Few municipal projects have conjured as much controversy and consternation in recent years than the Desert Discovery Center (DDC), proposed as a Valyrian Steel-like Visitor Center at the Gateway of the McDowell Sonoran Preserve.
Opponents have ransacked the purported rationale, even though form often gets in the way of their substance.
Supporters, largely the inheritors of the idea’s inertia, often tout the grand tourism benefits they think the DDC will mean. There are also those longing, and hoping, for Scottsdale’s next great thing.
This week proponents unveiled the latest design, touting the changes that had been made and how they listened to the community, as if that is something that shouldn’t have been done all along.
But alterations can’t alter something that is fundamentally flawed, and lesser than that which it seeks to accentuate. Allow us to invoke football to make our point. Patrick Peterson is the All-Pro Cornerback for the Arizona Cardinals. The other person playing that position on defense is always “the guy playing opposite Patrick Peterson.” He’s secondary, just like a man-made attraction pales next to the real thing.
Quite simply, no one is going to come to Scottsdale because of the Desert Discovery Center.
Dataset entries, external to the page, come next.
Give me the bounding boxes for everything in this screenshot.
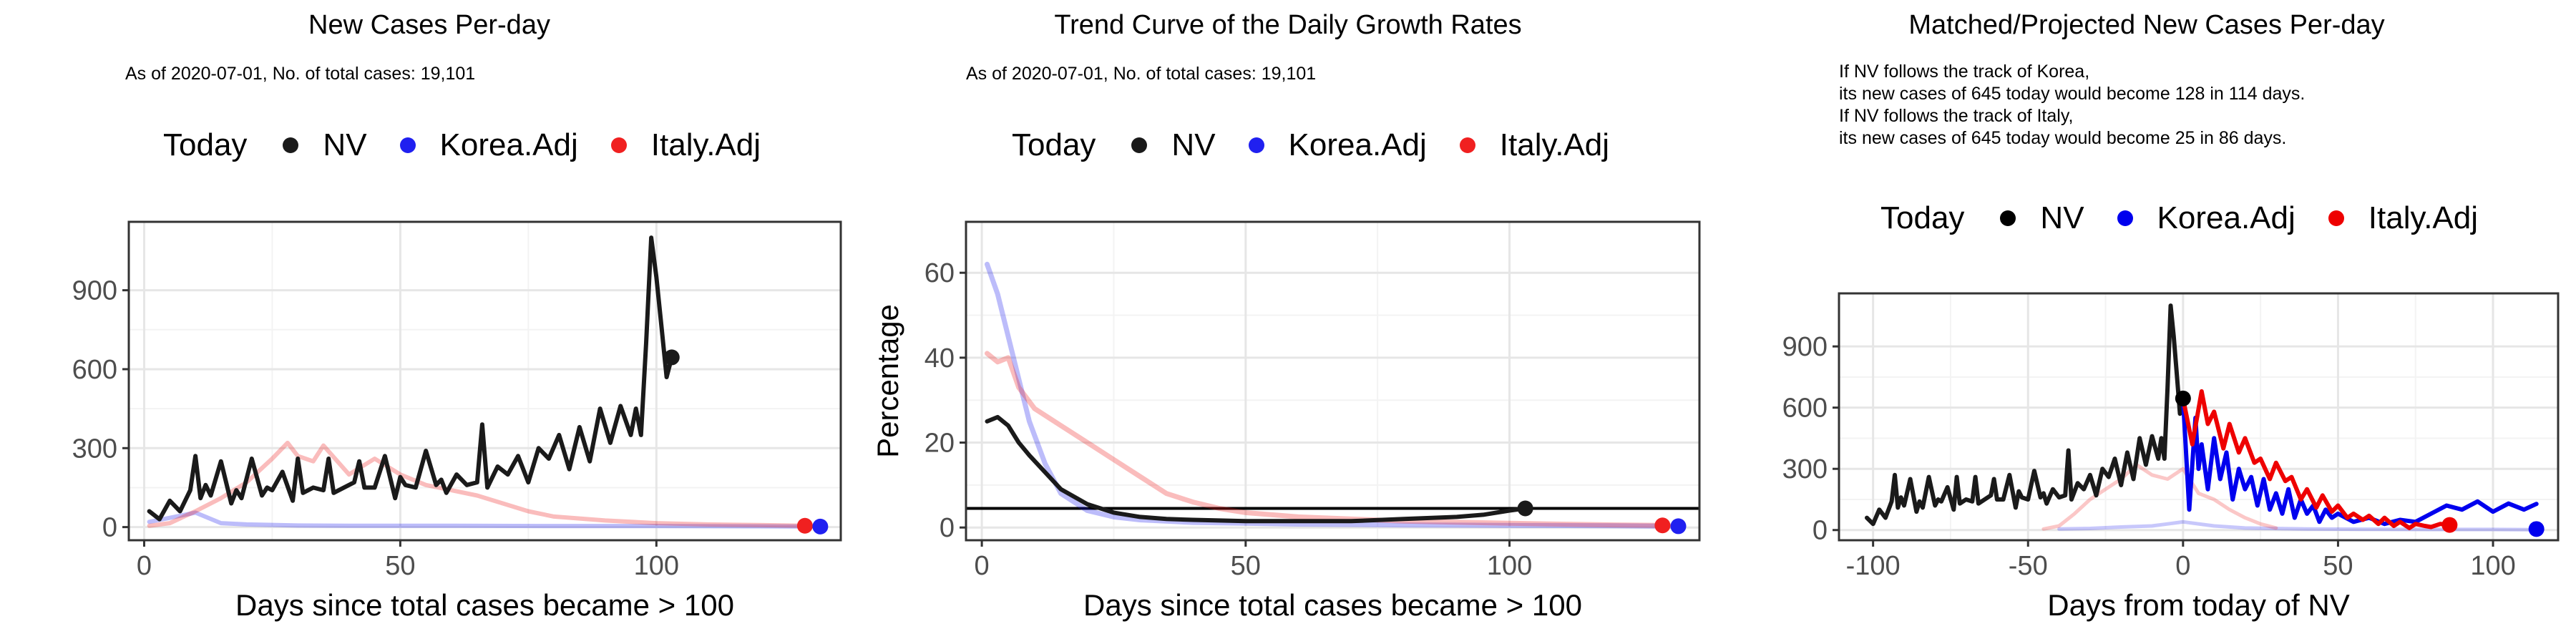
- x-tick-label: 0: [2175, 551, 2190, 581]
- plot-growth-rates: 0 50 100 0 20 40 60 Days since total cases beca…: [871, 220, 1701, 622]
- today-point-korea-adj: [2528, 521, 2545, 537]
- y-tick-label: 20: [924, 429, 955, 459]
- panel-growth-rates: Trend Curve of the Daily Growth Rates As…: [859, 0, 1717, 644]
- y-axis-label: Percentage: [871, 304, 904, 458]
- y-tick-label: 60: [924, 258, 955, 288]
- series-line-nv: [1865, 303, 2185, 527]
- today-point-nv: [1517, 500, 1533, 517]
- chart-subtitle-line: its new cases of 645 today would become …: [1839, 128, 2287, 148]
- legend-item-nv: NV: [1990, 200, 2084, 236]
- legend-title: Today: [1012, 127, 1096, 162]
- legend-dot-icon: [2000, 210, 2016, 226]
- today-point-italy-adj: [2441, 517, 2458, 533]
- x-tick-label: 100: [2470, 551, 2515, 581]
- y-tick-label: 300: [1782, 454, 1828, 484]
- x-tick-label: 100: [634, 551, 679, 581]
- legend-label: Korea.Adj: [2157, 200, 2296, 235]
- plot-projected: -100 -50 0 50 100 0 300 600 900 Days from today o…: [1782, 292, 2560, 622]
- today-point-nv: [663, 349, 680, 366]
- y-tick-label: 0: [1813, 516, 1828, 546]
- legend-label: Italy.Adj: [2368, 200, 2479, 235]
- today-point-italy-adj: [1654, 517, 1671, 534]
- legend-dot-icon: [1248, 137, 1264, 153]
- plot-border: [127, 220, 842, 542]
- y-tick-label: 0: [940, 513, 955, 543]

Tourists will and do because of the Preserve itself. If people want a related man-made attraction Taliesin West is far more compelling and sits on the preserve’s edge just a short throw away. And it’s a far better location for the DDC too.
The DDC is also a knock-off of the Desert Botanical Garden in Phoenix. So the concept is not even inventive, or a more compelling version like New York City’s Highline Trail is compared to Paris’ Promenade Plantee, from which it was sparked. That’s why one-time calls for a Highline Trail down McDowell Road initially missed the mark. Replicating a project in New York was interesting but ultimately duplicative, and would have been less successful as a result. Extending the Indian Bend Wash or Papago Park would have been more distinctly Arizona.
Lastly, eating up so much tourism tax money, not to mention preserve tax funds, diverts from more impactful projects and opportunities down the road. There is only so much money available. You always want to hit home runs with the use of such funds but base hits, especially when they are distinct concepts like the Museum of the West, are OK too.
In recent days DDC supporters talk a lot about how much enthusiasm and support they are now receiving. So why not make it easier on your supporters on the City Council and support a public vote? If that which you say is true win at the ballot box just as hockey arenas and preserve taxes did in Scottsdale. Or spring training stadiums, water parks, conference centers and Bass Pro subsidies have in Mesa. Winning a public vote would also give the project clear validation and momentum that would always be lacking without one. There should be nothing to be afraid of, unless you know that taxpayers are likely to go Patrick Peterson and intercept the notion.